In Game 4, Boston was pushing for a 3-1 lead and all that that likely meant. Then Curry happened and on the other side of a 17-3 Warriors run to close out that game we were 2-2. Fine. Series still very much going. The thing about GOATs means you’ll probably have to contend with those big accomplishments; The key is how to weather the storm. But failure in Game 5 came with decidedly deadly Curry: 16 points, a 0-on-9 night from the 3-point line and no heroics in the fourth quarter.

Curry might have beaten them a few days earlier, but again that was just the Celtics, edgy, nervous and insecure, beating themselves. They coughed up four sales in the fourth quarter. They shot 27 percent from the field and lazy 25 percent from behind the arc. Tatum and Brown went off the field 2-of-9 together. they broke.

To win the next two games, they need to do a lot more than defeat the Warriors and their all-time great star. The Celtics are having to overcome something about themselves in the fourth quarter of their last two games that has turned the NBA’s best team into a shell unto itself.

And their mistakes have come against a different breed of Warriors team than those who have fought for and won NBA championships in the past — a smaller one.

There’s no Kevin Durant who can save the Warriors on a curry-free night. Klay Thompson vacillated between mediocre and good, Draymond Green between terrible and mediocre. Jordan Poole has morphed back into a G-League player for long stretches. Andrew Wiggins was certainly excellent, but if you can’t beat a team in the NBA Finals on a night when Wiggins is the best player, you’re probably in big trouble.

Curry is curry, yes, except for the atypical night off he had on Monday. But Curry historically responds to bad plays in the playoffs with efficient nights of dominant, glorious offense.

“Well that’s good for us,” Green said after the game, having seen this story before. “He was 0-to-9 from 3. He’s going to be angry when he goes into Game 6 and that’s what we need.”

There are many Xs and Os to study, many numbers to tell the tale of large sample sizes and statistical realities of these two teams. There’s the game plans that Boston can and should make, to repeat what they’ve done well over long stretches of a series they should win, and so on.

But as two-time NBA champion Isiah Thomas told me, when the pressure is cranked to the max, all that stuff goes out the window. “The pressure is real,” he said. “Some players, some great players, can handle it. Some can’t.”
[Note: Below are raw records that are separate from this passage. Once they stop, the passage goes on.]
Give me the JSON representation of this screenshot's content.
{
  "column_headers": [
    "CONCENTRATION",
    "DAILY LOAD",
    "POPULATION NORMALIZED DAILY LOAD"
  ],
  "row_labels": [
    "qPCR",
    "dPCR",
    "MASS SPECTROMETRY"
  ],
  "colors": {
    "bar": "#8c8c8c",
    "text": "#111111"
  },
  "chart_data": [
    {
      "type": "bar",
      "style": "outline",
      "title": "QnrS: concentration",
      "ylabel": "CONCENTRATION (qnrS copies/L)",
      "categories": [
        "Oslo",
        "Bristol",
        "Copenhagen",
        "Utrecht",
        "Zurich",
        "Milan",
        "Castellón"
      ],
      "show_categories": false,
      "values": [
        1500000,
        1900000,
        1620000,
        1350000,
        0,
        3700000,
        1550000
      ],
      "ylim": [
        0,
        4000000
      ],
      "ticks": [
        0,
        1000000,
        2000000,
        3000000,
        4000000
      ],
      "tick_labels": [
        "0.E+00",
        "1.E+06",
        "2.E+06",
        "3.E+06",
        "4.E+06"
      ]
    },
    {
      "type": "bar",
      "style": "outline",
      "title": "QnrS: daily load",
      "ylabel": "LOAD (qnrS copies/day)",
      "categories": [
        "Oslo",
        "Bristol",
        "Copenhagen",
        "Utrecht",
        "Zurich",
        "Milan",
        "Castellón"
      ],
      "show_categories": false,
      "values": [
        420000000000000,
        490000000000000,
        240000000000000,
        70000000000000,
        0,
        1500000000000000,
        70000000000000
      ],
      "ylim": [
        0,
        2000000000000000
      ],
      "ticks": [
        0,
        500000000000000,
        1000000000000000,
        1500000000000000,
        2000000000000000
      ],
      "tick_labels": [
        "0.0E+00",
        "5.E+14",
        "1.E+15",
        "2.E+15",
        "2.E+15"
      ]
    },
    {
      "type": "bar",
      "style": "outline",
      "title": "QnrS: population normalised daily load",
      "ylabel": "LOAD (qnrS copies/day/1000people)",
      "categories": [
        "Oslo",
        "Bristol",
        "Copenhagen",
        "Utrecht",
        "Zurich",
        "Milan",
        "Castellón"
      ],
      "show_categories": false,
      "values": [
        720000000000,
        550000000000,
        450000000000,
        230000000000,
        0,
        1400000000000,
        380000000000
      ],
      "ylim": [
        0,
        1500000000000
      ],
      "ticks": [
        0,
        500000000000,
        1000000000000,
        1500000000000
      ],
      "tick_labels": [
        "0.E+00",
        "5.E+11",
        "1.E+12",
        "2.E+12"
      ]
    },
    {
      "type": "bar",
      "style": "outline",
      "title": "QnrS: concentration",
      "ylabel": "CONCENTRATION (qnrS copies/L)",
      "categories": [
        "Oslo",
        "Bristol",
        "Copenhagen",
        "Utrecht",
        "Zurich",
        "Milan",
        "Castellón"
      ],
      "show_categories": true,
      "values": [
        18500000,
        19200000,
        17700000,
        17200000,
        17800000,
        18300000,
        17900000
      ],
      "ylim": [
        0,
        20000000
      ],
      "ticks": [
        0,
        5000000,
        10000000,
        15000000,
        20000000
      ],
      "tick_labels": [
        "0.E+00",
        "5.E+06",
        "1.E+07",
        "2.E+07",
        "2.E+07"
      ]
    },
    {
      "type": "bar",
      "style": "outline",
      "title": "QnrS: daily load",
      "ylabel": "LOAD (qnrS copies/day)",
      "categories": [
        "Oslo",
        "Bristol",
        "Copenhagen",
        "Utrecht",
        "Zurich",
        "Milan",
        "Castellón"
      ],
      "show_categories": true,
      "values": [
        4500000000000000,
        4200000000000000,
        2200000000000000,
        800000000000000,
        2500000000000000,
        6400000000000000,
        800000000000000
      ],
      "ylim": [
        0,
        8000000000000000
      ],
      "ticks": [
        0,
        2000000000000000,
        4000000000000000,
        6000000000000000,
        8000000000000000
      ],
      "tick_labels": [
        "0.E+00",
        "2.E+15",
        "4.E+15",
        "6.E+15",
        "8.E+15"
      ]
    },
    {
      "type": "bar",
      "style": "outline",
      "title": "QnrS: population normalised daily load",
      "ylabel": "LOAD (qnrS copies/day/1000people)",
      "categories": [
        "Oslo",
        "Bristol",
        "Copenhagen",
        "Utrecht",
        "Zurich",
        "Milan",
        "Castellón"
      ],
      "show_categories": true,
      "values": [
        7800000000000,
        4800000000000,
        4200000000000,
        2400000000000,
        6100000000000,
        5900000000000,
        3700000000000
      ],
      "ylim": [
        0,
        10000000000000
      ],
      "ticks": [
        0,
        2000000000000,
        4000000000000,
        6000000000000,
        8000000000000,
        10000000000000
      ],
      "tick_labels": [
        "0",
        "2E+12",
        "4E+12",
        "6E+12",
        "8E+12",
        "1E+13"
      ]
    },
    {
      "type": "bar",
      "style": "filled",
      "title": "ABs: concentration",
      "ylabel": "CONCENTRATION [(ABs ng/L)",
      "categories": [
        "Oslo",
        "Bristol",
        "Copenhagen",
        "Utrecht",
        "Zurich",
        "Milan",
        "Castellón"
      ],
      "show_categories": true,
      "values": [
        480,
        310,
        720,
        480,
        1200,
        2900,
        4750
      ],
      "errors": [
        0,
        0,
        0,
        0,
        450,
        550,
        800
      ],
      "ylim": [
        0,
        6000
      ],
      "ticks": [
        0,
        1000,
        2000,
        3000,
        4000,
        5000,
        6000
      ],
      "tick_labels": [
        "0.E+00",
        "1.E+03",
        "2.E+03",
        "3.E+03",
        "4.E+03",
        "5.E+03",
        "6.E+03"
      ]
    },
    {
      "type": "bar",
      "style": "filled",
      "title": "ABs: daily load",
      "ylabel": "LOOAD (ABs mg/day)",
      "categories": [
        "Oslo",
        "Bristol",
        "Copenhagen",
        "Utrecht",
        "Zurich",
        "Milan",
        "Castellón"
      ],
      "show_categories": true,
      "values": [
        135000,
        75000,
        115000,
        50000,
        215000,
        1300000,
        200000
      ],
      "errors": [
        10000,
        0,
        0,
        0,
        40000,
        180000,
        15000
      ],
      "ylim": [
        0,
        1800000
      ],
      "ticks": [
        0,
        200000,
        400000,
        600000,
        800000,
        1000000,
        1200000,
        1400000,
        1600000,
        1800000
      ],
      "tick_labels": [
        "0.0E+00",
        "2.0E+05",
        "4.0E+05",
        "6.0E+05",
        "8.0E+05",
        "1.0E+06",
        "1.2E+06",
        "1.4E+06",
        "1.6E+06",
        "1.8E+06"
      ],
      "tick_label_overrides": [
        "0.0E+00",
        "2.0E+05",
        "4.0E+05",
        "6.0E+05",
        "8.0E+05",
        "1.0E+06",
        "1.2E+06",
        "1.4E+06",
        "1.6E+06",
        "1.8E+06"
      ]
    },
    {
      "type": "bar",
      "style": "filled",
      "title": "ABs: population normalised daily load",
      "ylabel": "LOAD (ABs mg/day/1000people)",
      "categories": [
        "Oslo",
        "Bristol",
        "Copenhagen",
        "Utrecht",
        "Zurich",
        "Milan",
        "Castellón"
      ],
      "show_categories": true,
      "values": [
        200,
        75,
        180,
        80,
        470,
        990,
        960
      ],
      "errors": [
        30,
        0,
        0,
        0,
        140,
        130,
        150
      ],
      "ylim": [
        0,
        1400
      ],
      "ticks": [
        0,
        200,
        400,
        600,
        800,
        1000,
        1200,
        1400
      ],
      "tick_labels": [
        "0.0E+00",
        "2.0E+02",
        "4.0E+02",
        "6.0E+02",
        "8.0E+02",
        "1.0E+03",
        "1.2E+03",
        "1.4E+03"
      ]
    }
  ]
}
But the real answer to how Boston is winning this thing is simple and two-fold: don’t let Curry beat you, and don’t beat yourself.

First: good luck. Curry, as I’ve written, is likely to end his career as the top 5 player of all time, an all-time talent all too often underestimated and earning the fees he deserves long after the fact. But he’s the best player on the floor this series, he’s shown he can win a game single-handedly when he needs to, and in Game 5 his teammates started offering the kind of help he gets all the time could have used. Curry, as Green said, will be angry Thursday night and he will be dangerous.

But the second point addresses why this streak feels over: No team can win a championship if it fades away the closer it gets. And the Celtics were a bundle of nerves and worries and poor play in the moments when a ring was over – turning the ball, playing hot potatoes without a star ready to seize the moment.

Tatum left much of this series. Brown had several lackluster second halves. Marcus Smart did not fill this gap. And you can only ask Al Horford and Derrick White once to save the day in a fourth quarter of an NBA Finals – and once feels like once too many.

The Celtics have a chance Thursday night, and as head coach Ime Udoka pointed out, they found themselves in that postseason position this postseason against last year’s champions, the Milwaukee Bucks, 3-2 down and on the verge of being eliminated.

But playoff basketball is about adjustments, and the ones Boston has to make we haven’t seen yet: The ability to conquer a series amid the most intense sense of hope and fear when something as rare as a championship presents itself .

We’ve seen enough to know that Steph Curry can do it. Meanwhile, the Boston Celtics are still trying to understand how to compete with him when it matters most.